Алтерка-гусятник стоит в воротах и выкрикивает, как приветствующий гостей бадхан[84]:
— Идут кружки для подаяния, идут кружки для подаяния!
Подходит еврей с густыми седыми пейсами и широкой растрепанной бородой. Его лицо буквально утопает в волосах, так что видна только пара торчащих ушей. Он стучит кружкой:
— Подайте любящим Тору. Из-за того, что мало учат Тору, рушится мир.
Мама бросает в его кружку мелкую монету.
— Долгих вам лет, — благодарит ее еврей.
— Аминь, — отвечает мама. — И вам дожить до тех пор, когда протрубит шофар Мессии. Благословите моего сына.
— Желаю вам удостоиться увидеть своими глазами, как ваш сын становится большим знатоком Торы.
Мама теряется. Столь многого она не требует. Она была бы довольна, если бы ее сын хотя бы молился три раза в день. От этих мыслей ее отвлекает второй еврей, возникший в воротах сразу же вслед за первым.
Этот собиратель пожертвований — маленький, тощенький, в тяжелой круглой барашковой шапке. Из драной подкладки его длинного потрепанного пальто, в котором у него путаются ноги, ветер выщипывает клочки ваты. Он подпоясан веревкой, а расстегнутая пазуха его пальто набита едой, — это подаяние ему лично.
— Подайте поддерживающим Тору. За грех отказа от изучения Торы умирают маленькие дети, — стучит он своей кружкой.

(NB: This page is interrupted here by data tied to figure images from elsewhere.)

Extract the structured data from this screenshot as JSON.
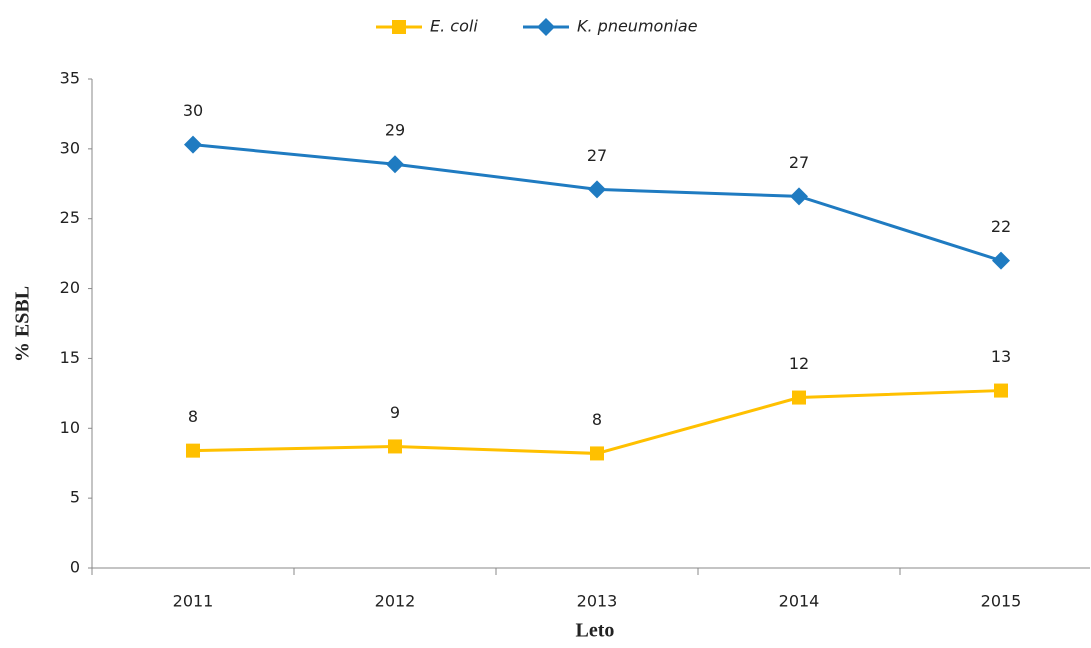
{
  "chart_data": {
    "type": "line",
    "categories": [
      "2011",
      "2012",
      "2013",
      "2014",
      "2015"
    ],
    "series": [
      {
        "name": "E. coli",
        "color": "#FFC000",
        "marker": "square",
        "values": [
          8.4,
          8.7,
          8.2,
          12.2,
          12.7
        ],
        "value_labels": [
          "8",
          "9",
          "8",
          "12",
          "13"
        ]
      },
      {
        "name": "K. pneumoniae",
        "color": "#1F7BC1",
        "marker": "diamond",
        "values": [
          30.3,
          28.9,
          27.1,
          26.6,
          22.0
        ],
        "value_labels": [
          "30",
          "29",
          "27",
          "27",
          "22"
        ]
      }
    ],
    "x_label": "Leto",
    "y_label": "% ESBL",
    "ylim": [
      0,
      35
    ],
    "yticks": [
      0,
      5,
      10,
      15,
      20,
      25,
      30,
      35
    ],
    "grid": false,
    "legend": "top"
  }
}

Он произносит это нараспев, едва ли не танцуя, но его страшные слова приводят маму в ужас. Она протягивает еврею яблоко, а в его кружку бросает монетку и говорит:
— Пусть вам больше не надо будет ходить по людям с протянутой рукой.
— Я не жалуюсь, я принимаю свою долю с достоинством, — отвечает еврей в рваном пальто. — Я не знаток Торы, но я слышал, как ребе говорил за столом, что бедность подходит еврею, как красные цветы для украшения белой лошади. — И веселый нищий уже кричит кому-то другому: — Подайте поддерживающим Тору! Подайте поддерживающим Тору!
К воротам приближается третий еврей — на нем жесткая шляпа, жесткий резиновый воротничок, очки в золотой оправе и даже меховой воротник. Он не кричит, не стучит кружкой для подаяний, а несет ее осторожно в вытянутых руках, словно эсрог с лулавом[85].
Мама видит, что имеет дело с порядочным евреем, но все-таки хочет узнать, куда пойдет ее заработанный тяжелым трудом грош.
— Для кого, ребе?
— Для распространяющих Тору, — отвечает еврей, — Во время войны вместе с беженцами из Литвы в Вильну[86] прибыло много раввинов. Они создали здесь временное убежище для Торы.
83
Отрицательная частица при счете используется из боязни сглаза.
84
Свадебный шут.
85
Лулав (соединенные вместе ветви пальмы, мирта и ивы), так же как и этрог (ашкеназск. эсрог), — атрибут осеннего праздника Суккот (ашкеназск. Суккос).
86
Имеется в виду Центральная и Северная, т. н. «литовская» Литва; как Южная Литва вместе с Вильной воспринимается говорящим как часть Польши.